Equally revealing is what isn’t on your list. I never asked for baseball mitts or footballs. At age seven, the closest I got to boy toys were my G.I. Joe and Major Matt Mason. Were these early crushes, or dolls that a boy could legitimately own? Probably both.
[Bonus links — photo: G.I. Joe Steals a Barbie Jeep, and video: homoerotic subtext of 1968 Major Matt Mason commercial?]
I didn’t dare ask for the things I really coveted. With all my heart, I wanted an EZ-Bake Oven and a doll whose hair you could brush and it would “grow” like my friend Helen across the street had. I knew full well that those things were for girls though. The mere suggestion that I might like to have them too was not only off limits, it also said something about me that I wasn’t yet prepared to defend.

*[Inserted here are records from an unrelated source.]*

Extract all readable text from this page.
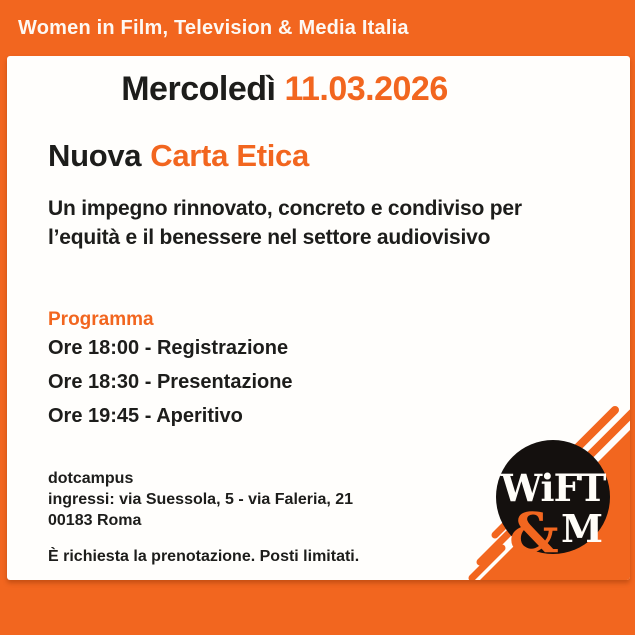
Women in Film, Television & Media Italia
Mercoledì 11.03.2026
Nuova Carta Etica
Un impegno rinnovato, concreto e condiviso per l’equità e il benessere nel settore audiovisivo
Programma
Ore 18:00 - Registrazione
Ore 18:30 - Presentazione
Ore 19:45 - Aperitivo
dotcampus
ingressi: via Suessola, 5 - via Faleria, 21
00183 Roma
È richiesta la prenotazione. Posti limitati.
WiFT
& M
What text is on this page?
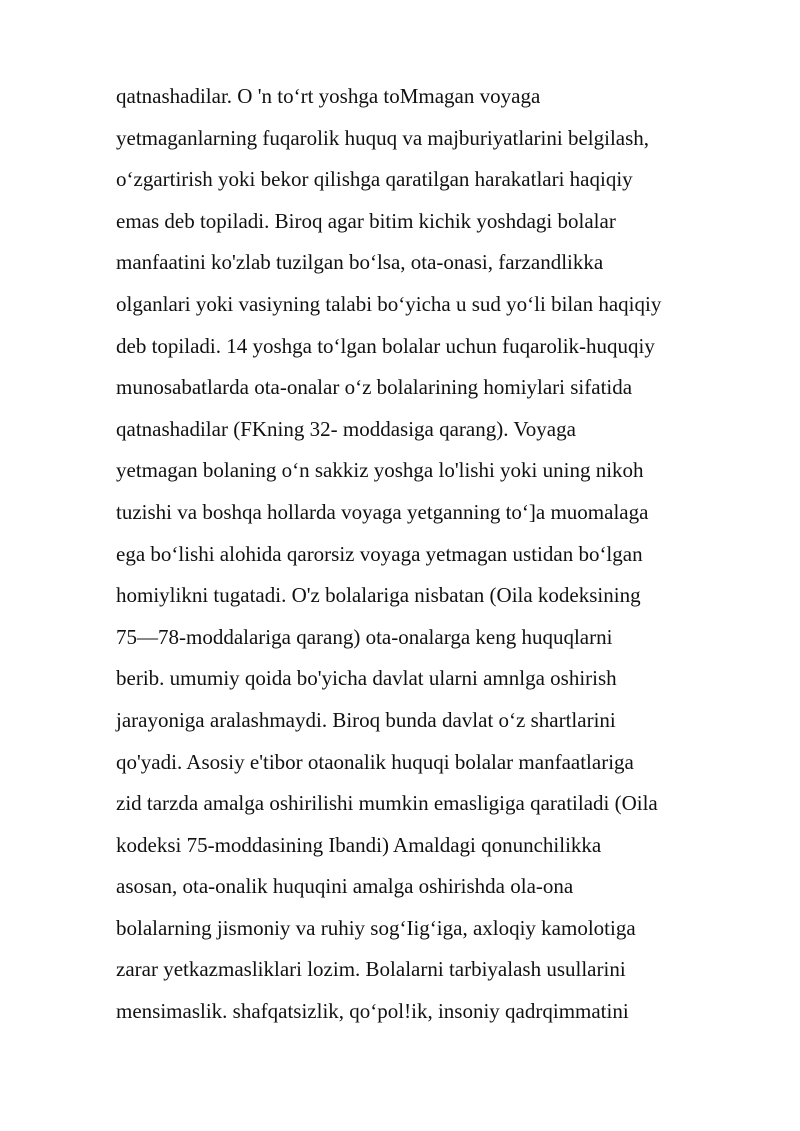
qatnashadilar. O 'n to‘rt yoshga toMmagan voyaga
yetmaganlarning fuqarolik huquq va majburiyatlarini belgilash,
o‘zgartirish yoki bekor qilishga qaratilgan harakatlari haqiqiy
emas deb topiladi. Biroq agar bitim kichik yoshdagi bolalar
manfaatini ko'zlab tuzilgan bo‘lsa, ota-onasi, farzandlikka
olganlari yoki vasiyning talabi bo‘yicha u sud yo‘li bilan haqiqiy
deb topiladi. 14 yoshga to‘lgan bolalar uchun fuqarolik-huquqiy
munosabatlarda ota-onalar o‘z bolalarining homiylari sifatida
qatnashadilar (FKning 32- moddasiga qarang). Voyaga
yetmagan bolaning o‘n sakkiz yoshga lo'lishi yoki uning nikoh
tuzishi va boshqa hollarda voyaga yetganning to‘]a muomalaga
ega bo‘lishi alohida qarorsiz voyaga yetmagan ustidan bo‘lgan
homiylikni tugatadi. O'z bolalariga nisbatan (Oila kodeksining
75—78-moddalariga qarang) ota-onalarga keng huquqlarni
berib. umumiy qoida bo'yicha davlat ularni amnlga oshirish
jarayoniga aralashmaydi. Biroq bunda davlat o‘z shartlarini
qo'yadi. Asosiy e'tibor otaonalik huquqi bolalar manfaatlariga
zid tarzda amalga oshirilishi mumkin emasligiga qaratiladi (Oila
kodeksi 75-moddasining Ibandi) Amaldagi qonunchilikka
asosan, ota-onalik huquqini amalga oshirishda ola-ona
bolalarning jismoniy va ruhiy sog‘Iig‘iga, axloqiy kamolotiga
zarar yetkazmasliklari lozim. Bolalarni tarbiyalash usullarini
mensimaslik. shafqatsizlik, qo‘pol!ik, insoniy qadrqimmatini
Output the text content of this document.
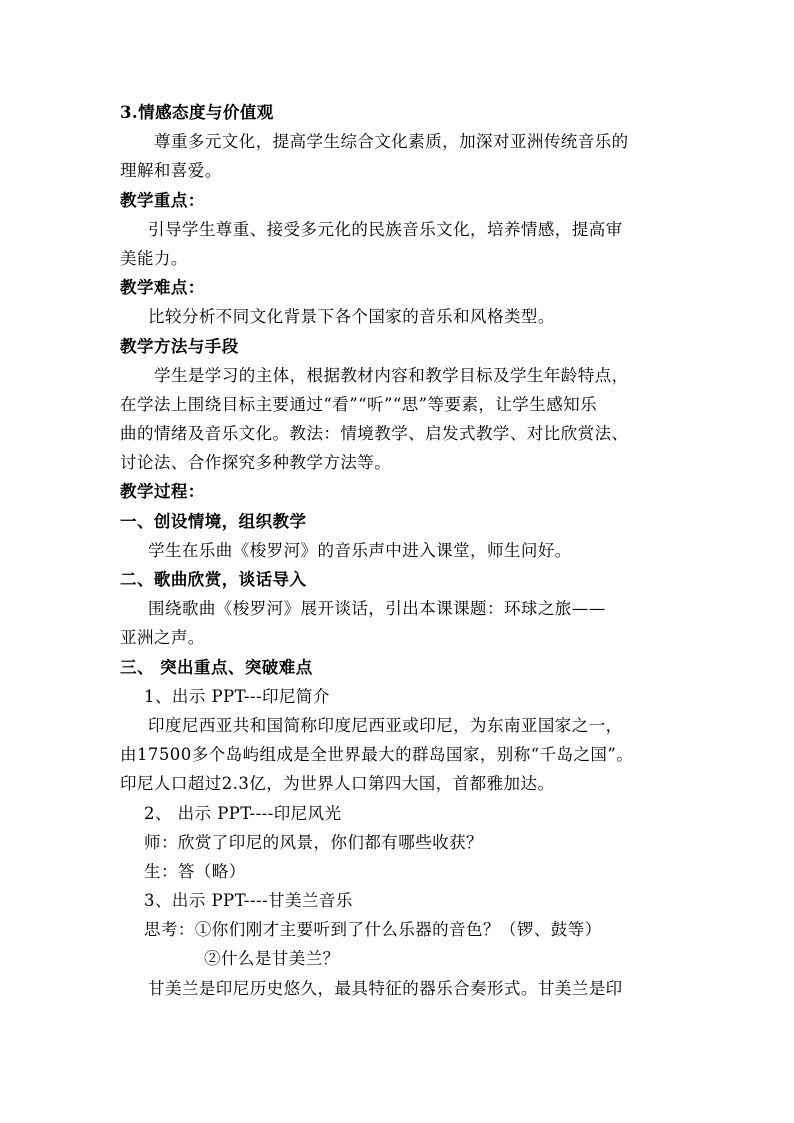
3.情感态度与价值观
尊重多元文化，提高学生综合文化素质，加深对亚洲传统音乐的
理解和喜爱。
教学重点：
引导学生尊重、接受多元化的民族音乐文化，培养情感，提高审
美能力。
教学难点：
比较分析不同文化背景下各个国家的音乐和风格类型。
教学方法与手段
学生是学习的主体，根据教材内容和教学目标及学生年龄特点，
在学法上围绕目标主要通过“看”“听”“思”等要素，让学生感知乐
曲的情绪及音乐文化。教法：情境教学、启发式教学、对比欣赏法、
讨论法、合作探究多种教学方法等。
教学过程：
一、创设情境，组织教学
学生在乐曲《梭罗河》的音乐声中进入课堂，师生问好。
二、歌曲欣赏，谈话导入
围绕歌曲《梭罗河》展开谈话，引出本课课题：环球之旅——
亚洲之声。
三、 突出重点、突破难点
1、出示 PPT---印尼简介
印度尼西亚共和国简称印度尼西亚或印尼，为东南亚国家之一，
由17500多个岛屿组成是全世界最大的群岛国家，别称“千岛之国”。
印尼人口超过2.3亿，为世界人口第四大国，首都雅加达。
2、 出示 PPT----印尼风光
师：欣赏了印尼的风景，你们都有哪些收获？
生：答（略）
3、出示 PPT----甘美兰音乐
思考：①你们刚才主要听到了什么乐器的音色？（锣、鼓等）
②什么是甘美兰？
甘美兰是印尼历史悠久，最具特征的器乐合奏形式。甘美兰是印
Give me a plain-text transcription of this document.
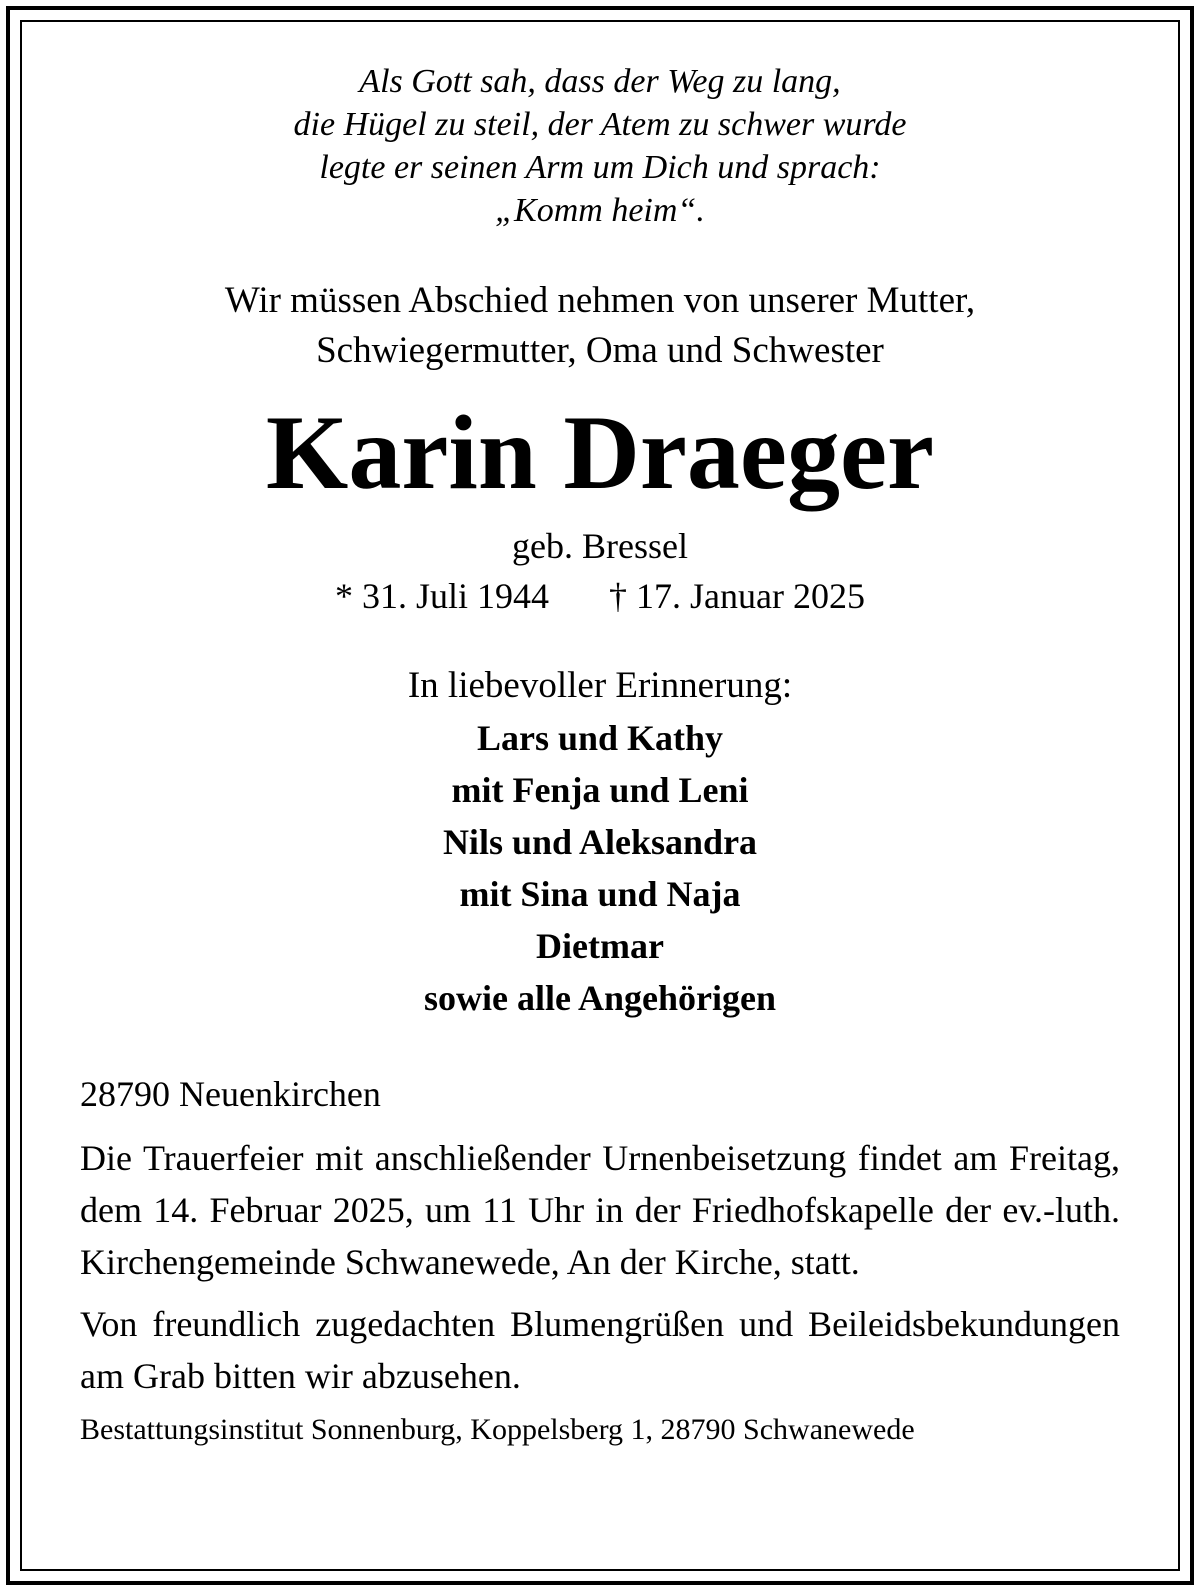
Als Gott sah, dass der Weg zu lang,
die Hügel zu steil, der Atem zu schwer wurde
legte er seinen Arm um Dich und sprach:
„Komm heim“.
Wir müssen Abschied nehmen von unserer Mutter,
Schwiegermutter, Oma und Schwester
Karin Draeger
geb. Bressel
* 31. Juli 1944 † 17. Januar 2025
In liebevoller Erinnerung:
Lars und Kathy
mit Fenja und Leni
Nils und Aleksandra
mit Sina und Naja
Dietmar
sowie alle Angehörigen
28790 Neuenkirchen
Die Trauerfeier mit anschließender Urnenbeisetzung findet am Freitag, dem 14. Februar 2025, um 11 Uhr in der Friedhofskapelle der ev.-luth. Kirchengemeinde Schwanewede, An der Kirche, statt.
Von freundlich zugedachten Blumengrüßen und Beileidsbekundungen am Grab bitten wir abzusehen.
Bestattungsinstitut Sonnenburg, Koppelsberg 1, 28790 Schwanewede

It’s sad to think that even little gay seven-year-olds know what they’re not supposed to want. For those whose desires are outside of what is considered gender appropriate, society gets an early start on teaching them to hide certain parts of themselves.
Enter my baby brother Brian who, in all the wisdom and innocence of a five-year-old, took it upon himself to put in a good word to Santa on my behalf. In effect, my brother outed me to Santa with this:
The photo above is of Brian’s actual Christmas list, a document that is now almost 40 years old. Our grandmother stashed away things like this and it surfaced several years ago, framed, a gift to Brian from Grandma.
What my brother asked for shows him to be the boyish young fella he was. His list: football, electronic shooting gallery and trucks. Keep reading and you will see that scribbled in the lower right corner were also these four powerful words:
Kenny wants a doll.
I didn’t get the doll. What I did get was a brother who saw me for who I was and asked Santa to bring me something I couldn’t ask for for myself. Looking back, that’s a pretty great Christmas present.
PS: Here I am with Santa. He’s a slightly creepy-looking Santa if you ask me, and obviously doesn’t know how to wear a belt, but I had a huge crush on this guy my whole life and even had dreams as a teenager (OK, it’s still a fantasy) in which St. Nick and the grown-up me would make sexy-time on Christmas Eve. But that’s a whole other flashback.